Have you ever looked at a bison from inches away, marveled at the strange shape of an echidna, or seen what a wallaby really looks like?

Those opportunities are right here on the Iowa State campus, but few take advantage.

The newly remodeled zoology and entomology teaching museum in the basement of the Science Hall I has been home to a collection of bird and animal specimens for longer than most people on campus can remember, with one exception. James Dinsmore, the “unofficial spokesman” for the museum, is an animal ecology professor here.

Dinsmore said he has had an interest in the museum and its history since he was a student here.

“I can remember working on it when I was an undergrad back in the early 60s,” he said. “Some of the stuff was old back then.”

Tropical birds and penguins, a giant anteater, a duck-billed platypus and a bison that dwarfs a woodchuck at his feet are all part of the collection. The collection contains species that are only found in Africa, South America or Australia and native Iowa creatures.

The bulk of the donated collection came in 1944 from Oscar “Mike” P. Allert.

Allert, an amateur hobbyist, collector and taxidermist, spent 30 years building up his bird collection.

He showed his works in a private museum attached to his house in Giard, and would give impromptu lectures to hundreds of students, teachers and passerbys, not to mention the professional ornithologists who came to study or exchange rare specimens.

One of the most interesting museum stories concerns the white pelican identified with a quill-inked sign that says “William T. Hornaday, 1878.” Though Hornaday only attended ISU for a short time, he went on to become one of the foremost conservationists of the early 1900s.

Dinsmore said the collection is still used today. Biological illustrators use the mounted animals as models, he said, and the museum is used as a resource for students and teachers, as well as for the occasional grade school class.

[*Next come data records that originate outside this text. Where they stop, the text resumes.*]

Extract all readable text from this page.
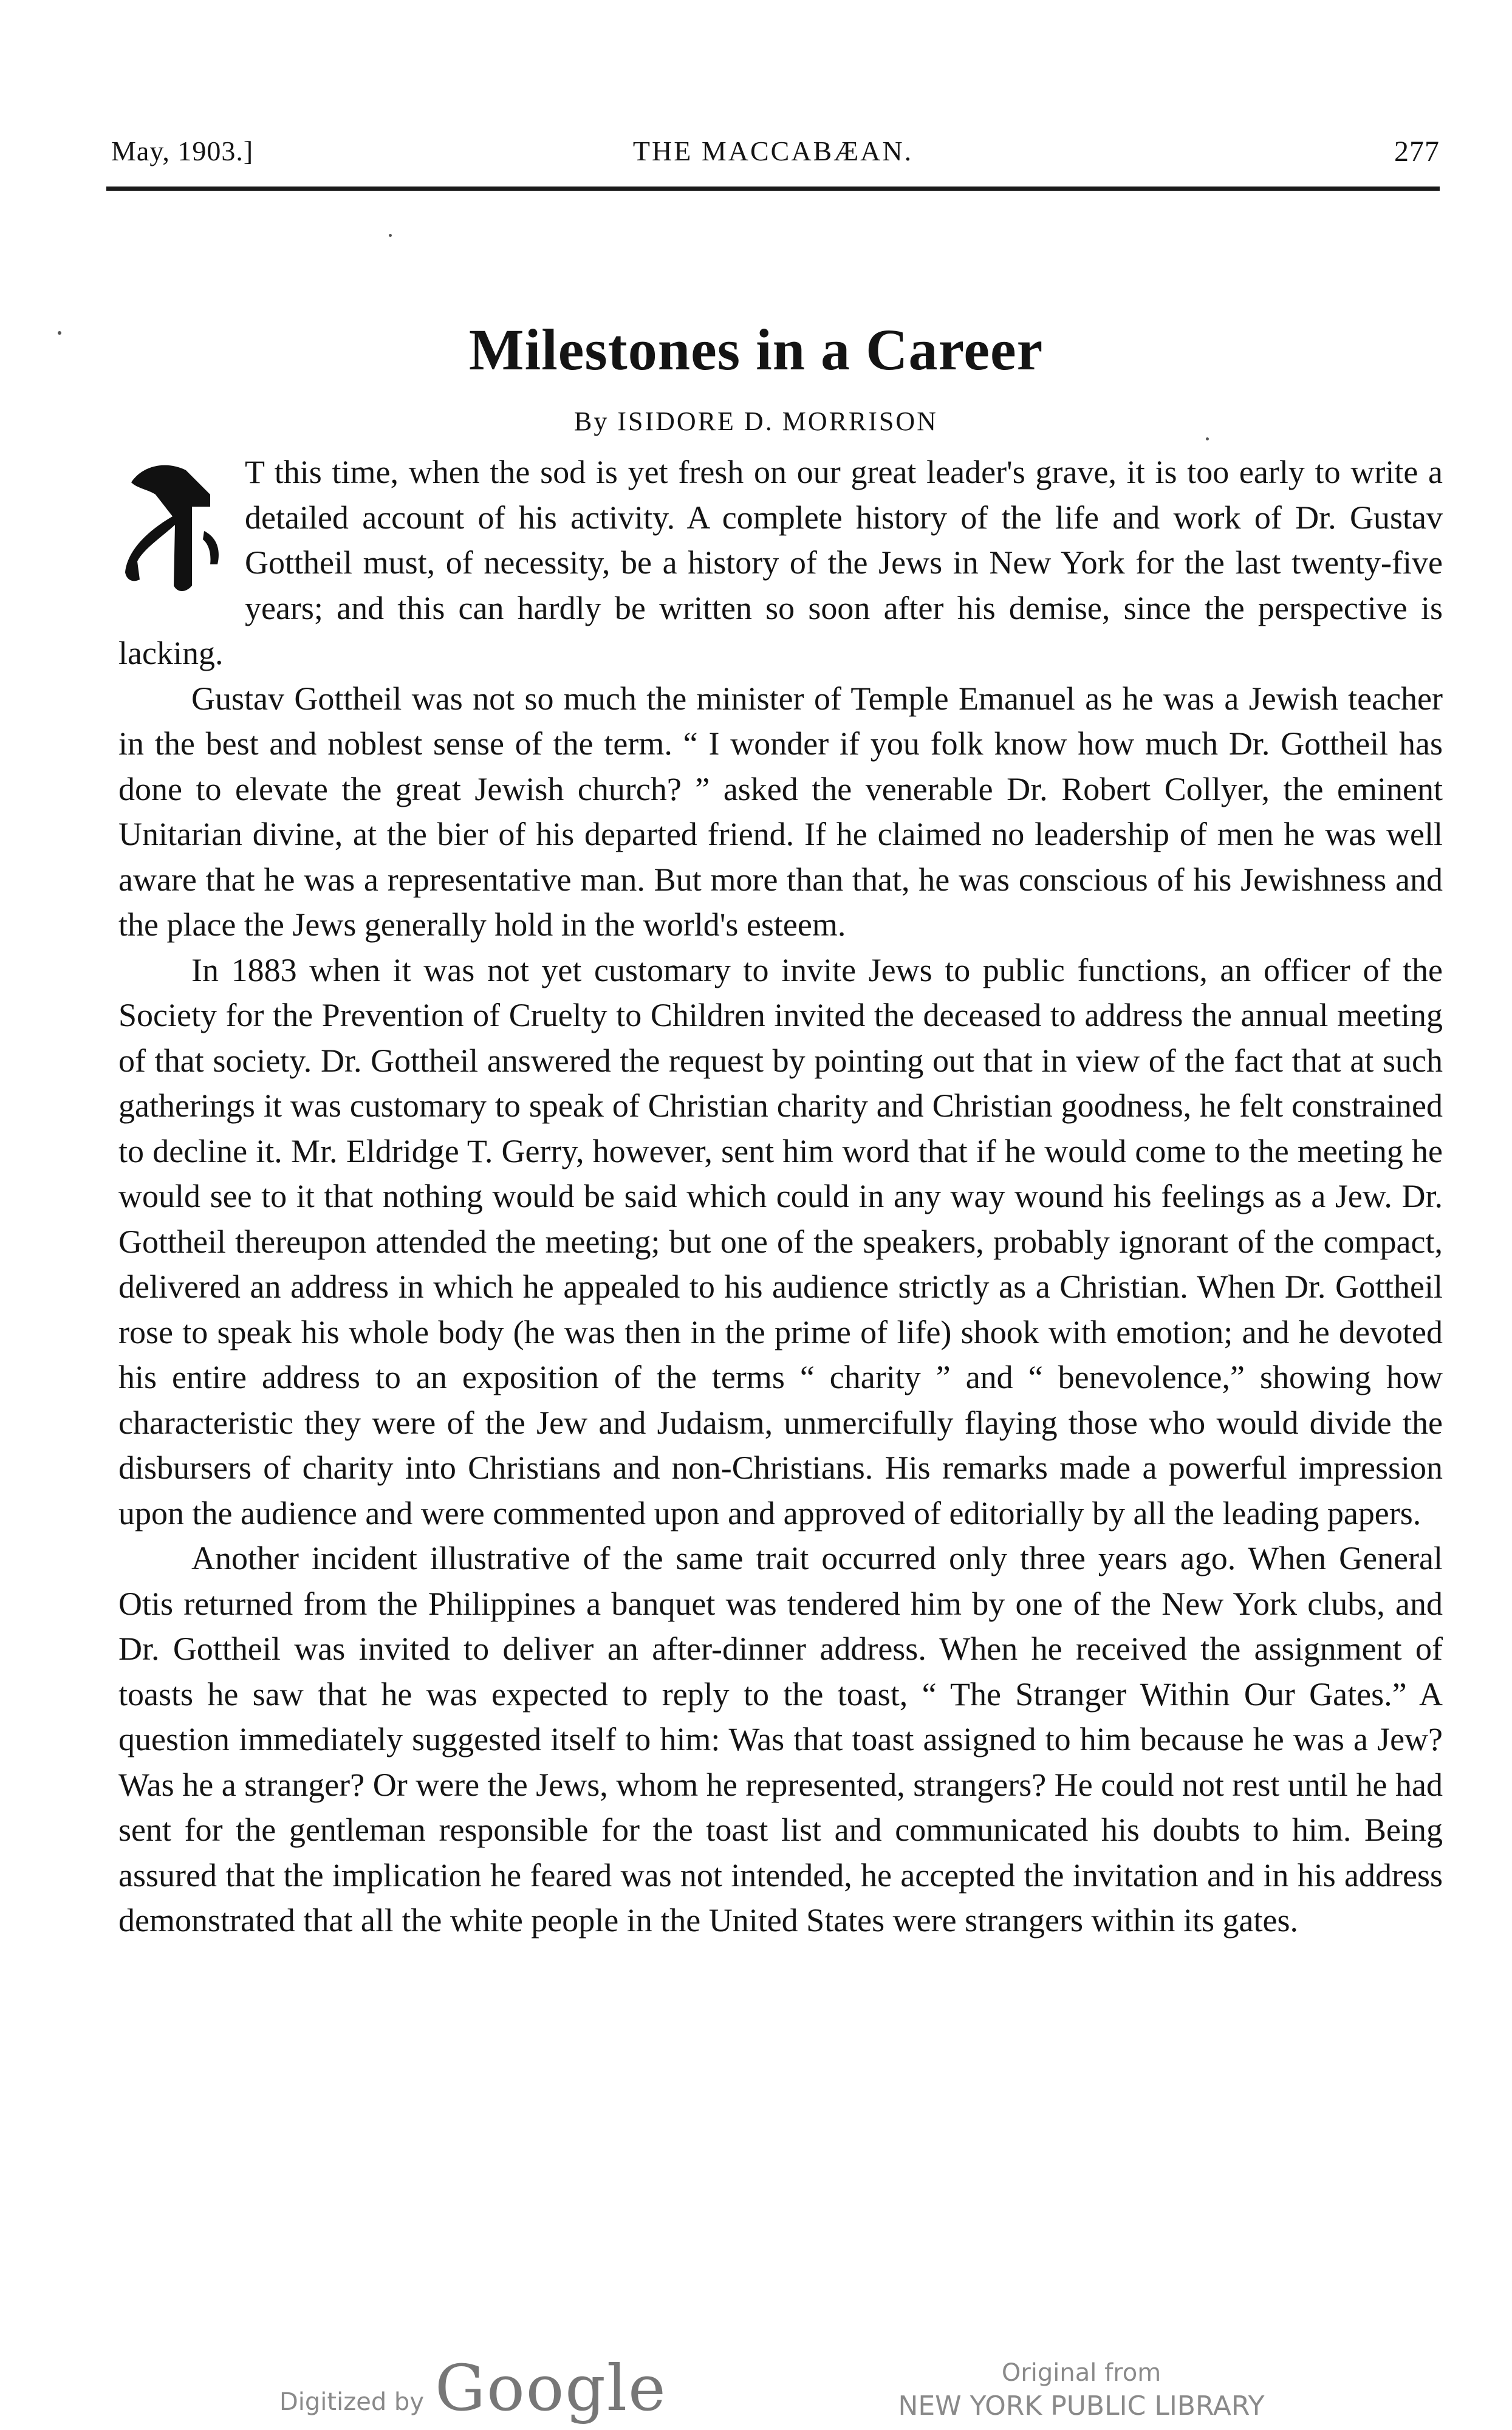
May, 1903.]	THE MACCABÆAN.	277
Milestones in a Career
By ISIDORE D. MORRISON

T this time, when the sod is yet fresh on our great leader's grave, it is too early to write a detailed account of his activity. A complete history of the life and work of Dr. Gustav Gottheil must, of necessity, be a history of the Jews in New York for the last twenty-five years; and this can hardly be written so soon after his demise, since the perspective is lacking.

Gustav Gottheil was not so much the minister of Temple Emanuel as he was a Jewish teacher in the best and noblest sense of the term. “ I wonder if you folk know how much Dr. Gottheil has done to elevate the great Jewish church? ” asked the venerable Dr. Robert Collyer, the eminent Unitarian divine, at the bier of his departed friend. If he claimed no leadership of men he was well aware that he was a representative man. But more than that, he was conscious of his Jewishness and the place the Jews generally hold in the world's esteem.

In 1883 when it was not yet customary to invite Jews to public functions, an officer of the Society for the Prevention of Cruelty to Children invited the deceased to address the annual meeting of that society. Dr. Gottheil answered the request by pointing out that in view of the fact that at such gatherings it was customary to speak of Christian charity and Christian goodness, he felt constrained to decline it. Mr. Eldridge T. Gerry, however, sent him word that if he would come to the meeting he would see to it that nothing would be said which could in any way wound his feelings as a Jew. Dr. Gottheil thereupon attended the meeting; but one of the speakers, probably ignorant of the compact, delivered an address in which he appealed to his audience strictly as a Christian. When Dr. Gottheil rose to speak his whole body (he was then in the prime of life) shook with emotion; and he devoted his entire address to an exposition of the terms “ charity ” and “ benevolence,” showing how characteristic they were of the Jew and Judaism, unmercifully flaying those who would divide the disbursers of charity into Christians and non-Christians. His remarks made a powerful impression upon the audience and were commented upon and approved of editorially by all the leading papers.

Another incident illustrative of the same trait occurred only three years ago. When General Otis returned from the Philippines a banquet was tendered him by one of the New York clubs, and Dr. Gottheil was invited to deliver an after-dinner address. When he received the assignment of toasts he saw that he was expected to reply to the toast, “ The Stranger Within Our Gates.” A question immediately suggested itself to him: Was that toast assigned to him because he was a Jew? Was he a stranger? Or were the Jews, whom he represented, strangers? He could not rest until he had sent for the gentleman responsible for the toast list and communicated his doubts to him. Being assured that the implication he feared was not intended, he accepted the invitation and in his address demonstrated that all the white people in the United States were strangers within its gates.

Digitized by Google	Original from
NEW YORK PUBLIC LIBRARY
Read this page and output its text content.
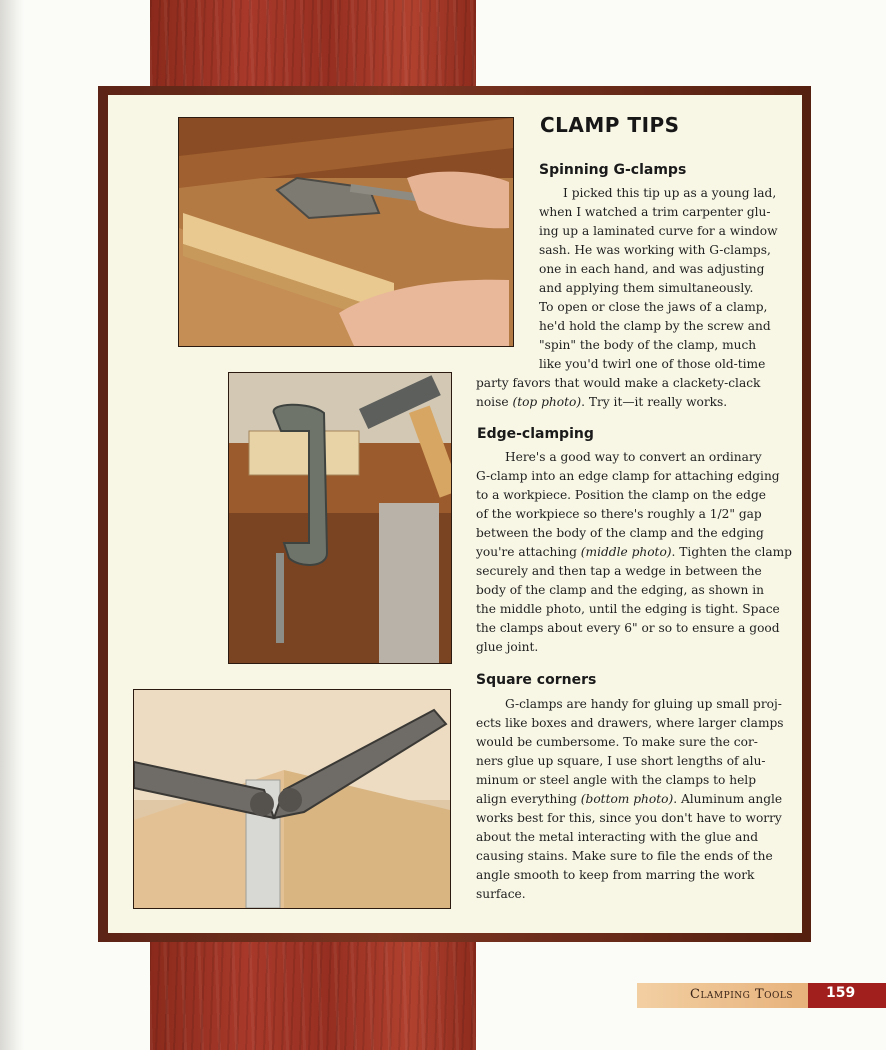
CLAMP TIPS
Spinning G-clamps
I picked this tip up as a young lad,
when I watched a trim carpenter glu-
ing up a laminated curve for a window
sash. He was working with G-clamps,
one in each hand, and was adjusting
and applying them simultaneously.
To open or close the jaws of a clamp,
he'd hold the clamp by the screw and
"spin" the body of the clamp, much
like you'd twirl one of those old-time
party favors that would make a clackety-clack
noise (top photo). Try it—it really works.
Edge-clamping
Here's a good way to convert an ordinary
G-clamp into an edge clamp for attaching edging
to a workpiece. Position the clamp on the edge
of the workpiece so there's roughly a 1/2" gap
between the body of the clamp and the edging
you're attaching (middle photo). Tighten the clamp
securely and then tap a wedge in between the
body of the clamp and the edging, as shown in
the middle photo, until the edging is tight. Space
the clamps about every 6" or so to ensure a good
glue joint.
Square corners
G-clamps are handy for gluing up small proj-
ects like boxes and drawers, where larger clamps
would be cumbersome. To make sure the cor-
ners glue up square, I use short lengths of alu-
minum or steel angle with the clamps to help
align everything (bottom photo). Aluminum angle
works best for this, since you don't have to worry
about the metal interacting with the glue and
causing stains. Make sure to file the ends of the
angle smooth to keep from marring the work
surface.
Clamping Tools 159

“It provides a very valuable resource for all students to see some diversity of life,” he said.

The museum has been renovated a couple of times. The Animal Ecology Department recently finished a remodeling project that “shook up” the museum.

“Some of the stuff was moved, given away or thrown out,” Dinsmore said. “A lot of the primate stuff — skeletons of gorillas, orangutans and others — went to the anthropology department in Curtiss Hall when they expressed an interest in it.”

Many of the specimens date from the late 1800s. Dinsmore said it’s hard to see them gradually disappear, but it’s probably inevitable.

For endangered animals like the river otter or the extinct passenger pigeons, he said, the museum provides a last vestige for the preservation of knowledge about these animals.

“A lot of this stuff is irreplaceable, but there is always going to be change, and things get phased out,” he said. “It would be a shame if all the knowledge and work gathered here just fades onto memory.”